Currently, there are two methods of administering genetically engineered immune cells into a human body. The first approach, an “off-the-shelf” approach, was used by the doctors at London’s Great Ormond Street Hospital. In this approach, engineered T-cells are modified to become ‘one size fits all’ for cancer patients. The patient is hooked up to an IV, and these modified cells are dripped into their veins whenever needed. The second approach involves collecting a cancer patient’s blood cells, engineering them, then dripping them back in, again through an IV.
The second approach is primarily used by companies like Juno Therapeutics and Novartis. It costs millions of dollars and requires a large logistical effort, so the first approach that uses universal immune cells seems more practical. But there was significant doubt placed on the London doctors and their ability to cure the babies using this method. Additionally, the babies were on a standard chemotherapy regimen before the experiment, which has given some people doubt whether the successful treatment was the engineered T-cells, the chemotherapy, or perhaps both.

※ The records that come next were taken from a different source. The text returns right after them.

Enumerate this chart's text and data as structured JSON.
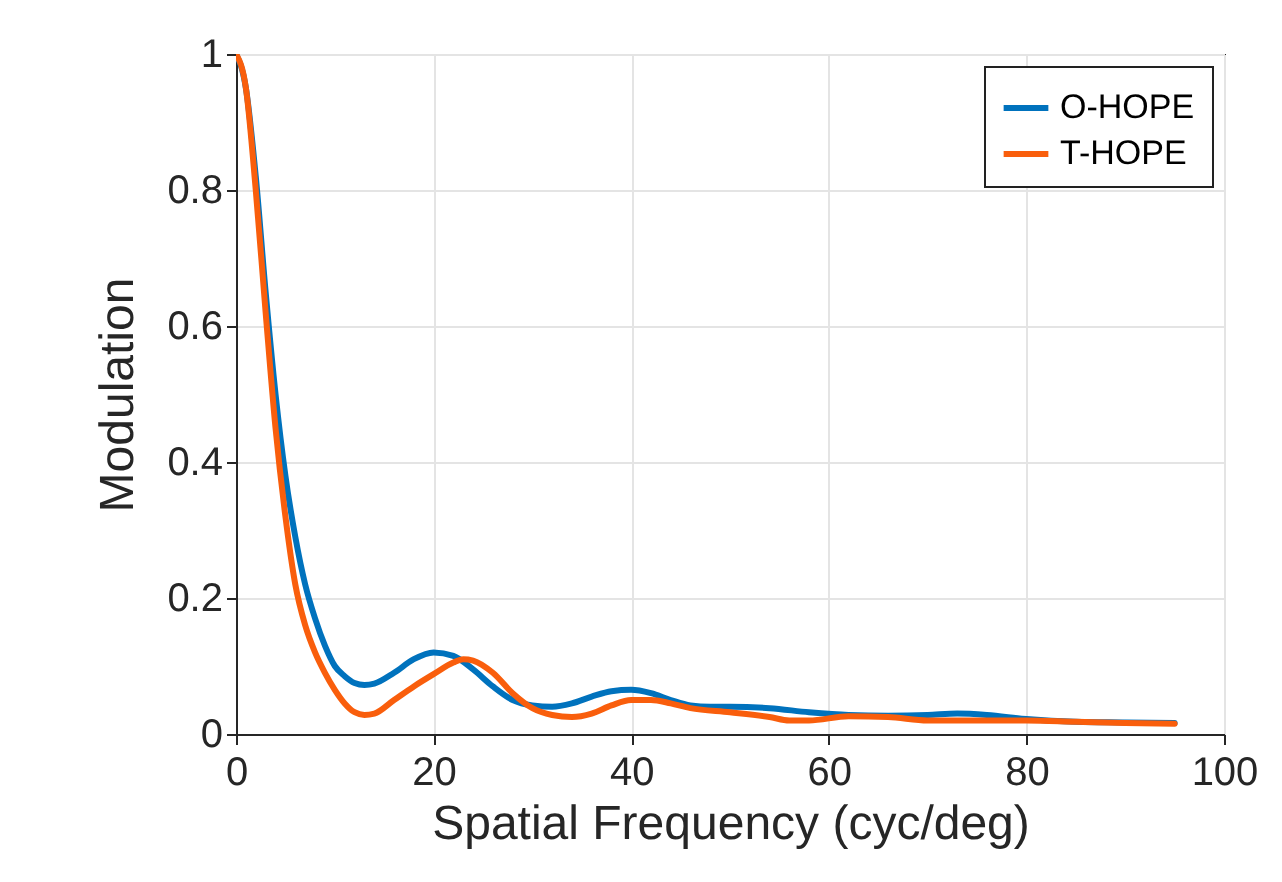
{
  "chart_data": {
    "type": "line",
    "xlabel": "Spatial Frequency (cyc/deg)",
    "ylabel": "Modulation",
    "xlim": [
      0,
      100
    ],
    "xticks": [
      0,
      20,
      40,
      60,
      80,
      100
    ],
    "ylim": [
      0,
      1
    ],
    "yticks": [
      0,
      0.2,
      0.4,
      0.6,
      0.8,
      1
    ],
    "grid": true,
    "legend": "top right",
    "series": [
      {
        "name": "O-HOPE",
        "color": "#0072bd",
        "x": [
          0,
          1,
          2,
          3,
          4,
          5,
          6,
          7,
          8,
          9,
          10,
          11,
          12,
          13,
          14,
          16,
          18,
          20,
          22,
          24,
          26,
          28,
          30,
          32,
          34,
          36,
          38,
          40,
          42,
          44,
          46,
          48,
          50,
          54,
          58,
          62,
          66,
          70,
          73,
          76,
          80,
          85,
          90,
          95
        ],
        "values": [
          1,
          0.95,
          0.82,
          0.65,
          0.5,
          0.38,
          0.29,
          0.22,
          0.17,
          0.13,
          0.1,
          0.085,
          0.075,
          0.072,
          0.074,
          0.09,
          0.11,
          0.12,
          0.115,
          0.095,
          0.07,
          0.05,
          0.042,
          0.04,
          0.045,
          0.055,
          0.063,
          0.065,
          0.06,
          0.05,
          0.042,
          0.04,
          0.04,
          0.038,
          0.032,
          0.028,
          0.027,
          0.028,
          0.03,
          0.028,
          0.022,
          0.018,
          0.017,
          0.016
        ]
      },
      {
        "name": "T-HOPE",
        "color": "#f95e0c",
        "x": [
          0,
          1,
          2,
          3,
          4,
          5,
          6,
          7,
          8,
          9,
          10,
          11,
          12,
          13,
          14,
          16,
          18,
          20,
          22,
          23,
          24,
          26,
          28,
          30,
          32,
          34,
          36,
          38,
          40,
          42,
          44,
          46,
          50,
          54,
          56,
          58,
          62,
          66,
          70,
          75,
          80,
          85,
          90,
          95
        ],
        "values": [
          1,
          0.95,
          0.8,
          0.62,
          0.45,
          0.32,
          0.22,
          0.16,
          0.12,
          0.09,
          0.065,
          0.045,
          0.032,
          0.028,
          0.03,
          0.05,
          0.07,
          0.088,
          0.105,
          0.11,
          0.108,
          0.09,
          0.06,
          0.038,
          0.028,
          0.025,
          0.03,
          0.042,
          0.05,
          0.05,
          0.045,
          0.038,
          0.032,
          0.025,
          0.02,
          0.02,
          0.026,
          0.025,
          0.02,
          0.02,
          0.02,
          0.018,
          0.016,
          0.015
        ]
      }
    ]
  }
}
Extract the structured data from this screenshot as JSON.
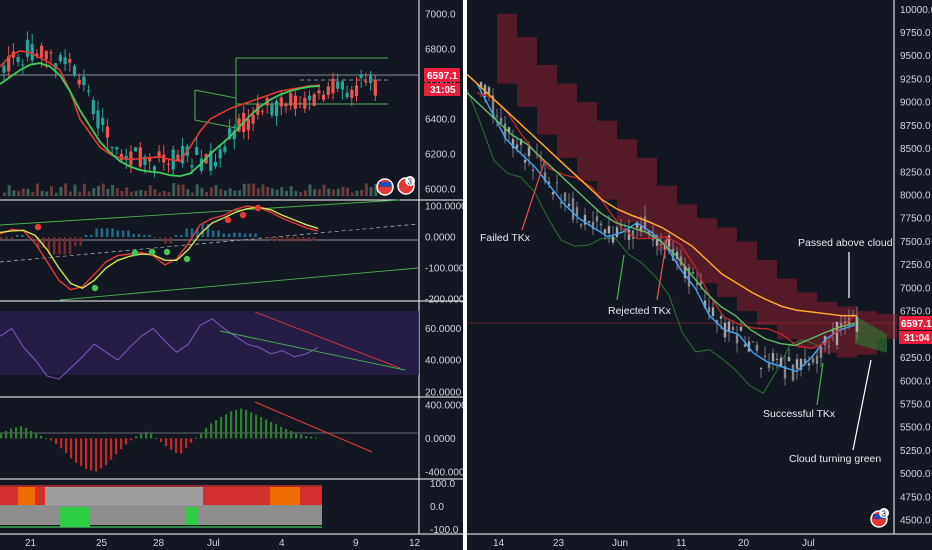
{
  "colors": {
    "bg": "#131722",
    "up": "#26a69a",
    "down": "#ef5350",
    "price_tag": "#e91e3d",
    "grid": "#2a2e39"
  },
  "left": {
    "price": {
      "ticks": [
        "7000.0",
        "6800.0",
        "6600.0",
        "6400.0",
        "6200.0",
        "6000.0"
      ],
      "tick_values": [
        7000,
        6800,
        6600,
        6400,
        6200,
        6000
      ],
      "ylim": [
        5950,
        7080
      ],
      "last_price": "6597.1",
      "countdown": "31:05",
      "badge_count": "3"
    },
    "macd": {
      "ticks": [
        "100.0000",
        "0.0000",
        "-100.0000",
        "-200.0000"
      ],
      "tick_values": [
        100,
        0,
        -100,
        -200
      ],
      "ylim": [
        -200,
        110
      ]
    },
    "rsi": {
      "ticks": [
        "60.0000",
        "40.0000",
        "20.0000"
      ],
      "tick_values": [
        60,
        40,
        20
      ],
      "ylim": [
        18,
        76
      ]
    },
    "osc": {
      "ticks": [
        "400.0000",
        "0.0000",
        "-400.0000"
      ],
      "tick_values": [
        400,
        0,
        -400
      ],
      "ylim": [
        -460,
        470
      ]
    },
    "bars": {
      "ticks": [
        "100.0",
        "0.0",
        "-100.0"
      ],
      "tick_values": [
        100,
        0,
        -100
      ],
      "ylim": [
        -110,
        110
      ]
    },
    "xaxis": [
      "21",
      "25",
      "28",
      "Jul",
      "4",
      "9",
      "12"
    ]
  },
  "chart_data": [
    {
      "type": "line",
      "panel": "left-price",
      "series": [
        {
          "values": [
            6700,
            6760,
            6790,
            6780,
            6750,
            6720,
            6680,
            6560,
            6400,
            6320,
            6240,
            6200,
            6180,
            6170,
            6175,
            6180,
            6185,
            6170,
            6160,
            6240,
            6330,
            6400,
            6430,
            6460,
            6480,
            6500,
            6520,
            6540,
            6560,
            6570,
            6580,
            6590,
            6595
          ]
        },
        {
          "values": [
            6600,
            6640,
            6680,
            6710,
            6720,
            6700,
            6650,
            6560,
            6450,
            6360,
            6270,
            6210,
            6160,
            6130,
            6110,
            6100,
            6095,
            6080,
            6075,
            6090,
            6140,
            6200,
            6250,
            6300,
            6360,
            6420,
            6470,
            6510,
            6540,
            6560,
            6575,
            6585,
            6590
          ]
        }
      ],
      "last_price": 6597.1
    },
    {
      "type": "line",
      "panel": "left-macd",
      "series": [
        {
          "values": [
            10,
            25,
            20,
            -20,
            -80,
            -140,
            -170,
            -160,
            -120,
            -80,
            -60,
            -55,
            -50,
            -60,
            -90,
            -70,
            -20,
            40,
            60,
            70,
            90,
            100,
            95,
            80,
            60,
            45,
            30,
            20
          ]
        },
        {
          "values": [
            15,
            20,
            22,
            5,
            -40,
            -100,
            -150,
            -165,
            -140,
            -100,
            -75,
            -62,
            -55,
            -57,
            -75,
            -75,
            -40,
            10,
            45,
            62,
            80,
            92,
            96,
            88,
            70,
            55,
            40,
            28
          ]
        }
      ]
    },
    {
      "type": "line",
      "panel": "left-rsi",
      "series": [
        {
          "values": [
            55,
            60,
            48,
            40,
            30,
            28,
            35,
            42,
            50,
            45,
            40,
            48,
            55,
            60,
            52,
            45,
            50,
            62,
            66,
            60,
            55,
            50,
            48,
            44,
            46,
            42,
            44,
            48
          ]
        }
      ]
    },
    {
      "type": "bar",
      "panel": "left-osc",
      "values": [
        60,
        120,
        150,
        80,
        20,
        -40,
        -150,
        -280,
        -360,
        -400,
        -320,
        -180,
        -60,
        40,
        90,
        -20,
        -120,
        -200,
        -60,
        60,
        180,
        260,
        330,
        360,
        300,
        240,
        180,
        120,
        70,
        30,
        10
      ]
    },
    {
      "type": "line",
      "panel": "right-price",
      "series": [
        {
          "values": [
            9200,
            8900,
            8600,
            8450,
            8300,
            8100,
            7900,
            7750,
            7650,
            7550,
            7600,
            7700,
            7600,
            7450,
            7200,
            7000,
            6700,
            6550,
            6500,
            6300,
            6200,
            6150,
            6100,
            6250,
            6450,
            6550,
            6600
          ]
        },
        {
          "values": [
            9100,
            8950,
            8800,
            8650,
            8550,
            8400,
            8250,
            8100,
            7950,
            7800,
            7700,
            7650,
            7600,
            7500,
            7350,
            7150,
            6950,
            6800,
            6700,
            6550,
            6450,
            6400,
            6380,
            6450,
            6520,
            6580,
            6620
          ]
        },
        {
          "values": [
            9300,
            9150,
            9000,
            8850,
            8700,
            8550,
            8400,
            8250,
            8100,
            7950,
            7850,
            7780,
            7720,
            7650,
            7550,
            7450,
            7300,
            7150,
            7050,
            6950,
            6870,
            6800,
            6760,
            6740,
            6720,
            6700,
            6700
          ]
        }
      ],
      "last_price": 6597.1
    }
  ],
  "right": {
    "ticks": [
      "10000.0",
      "9750.0",
      "9500.0",
      "9250.0",
      "9000.0",
      "8750.0",
      "8500.0",
      "8250.0",
      "8000.0",
      "7750.0",
      "7500.0",
      "7250.0",
      "7000.0",
      "6750.0",
      "6500.0",
      "6250.0",
      "6000.0",
      "5750.0",
      "5500.0",
      "5250.0",
      "5000.0",
      "4750.0",
      "4500.0"
    ],
    "tick_values": [
      10000,
      9750,
      9500,
      9250,
      9000,
      8750,
      8500,
      8250,
      8000,
      7750,
      7500,
      7250,
      7000,
      6750,
      6500,
      6250,
      6000,
      5750,
      5500,
      5250,
      5000,
      4750,
      4500
    ],
    "ylim": [
      4350,
      10100
    ],
    "last_price": "6597.1",
    "countdown": "31:04",
    "xaxis": [
      "14",
      "23",
      "Jun",
      "11",
      "20",
      "Jul"
    ],
    "badge_count": "3",
    "annotations": {
      "failed": "Failed TKx",
      "rejected": "Rejected TKx",
      "passed": "Passed above cloud",
      "successful": "Successful TKx",
      "cloud": "Cloud turning green"
    }
  }
}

If the “off-the-shelf” approach did cure the infants, it could potentially save millions of lives. Doctors could collect blood from a donor, disperse it into hundreds of doses, then freeze and store it for $4,000 per dose. This is an affordable option compared to the second approach which costs $50,000 to alter a patient’s cells and return them.
ENGINEERED T-CELLS
This could be considered the singular cure for leukemia. T-cells assist the immune system by attacking leukemic cells, a theoretically simple and effective solution. Treatments that involve these engineered T-cells, like the nicknamed “off-the-shelf” approach, are known as CAR-T cell therapy, although they are not yet sold commercially. Juno Therapeutics and Novartis have previously conducted studies, finding that CAR-T cell therapy cured about half of all patients involved.
“The patient could be treated immediately, as opposed to taking cells from a patient and manufacturing them,” said Julianne Smith, vice president of CAR-T development for Cellectis, which specializes in the supply of universal cells. Still, others side with the notion that treatments should use only the patient’s own cells, not someone else’s. But whatever side of the debate you are on, all could agree that if either is proven as an effective life-saving treatment, it should become an available option for patients. Being both relatively affordable and possibly more effective than current conventional approaches, this could be the future of alternative cancer treatments.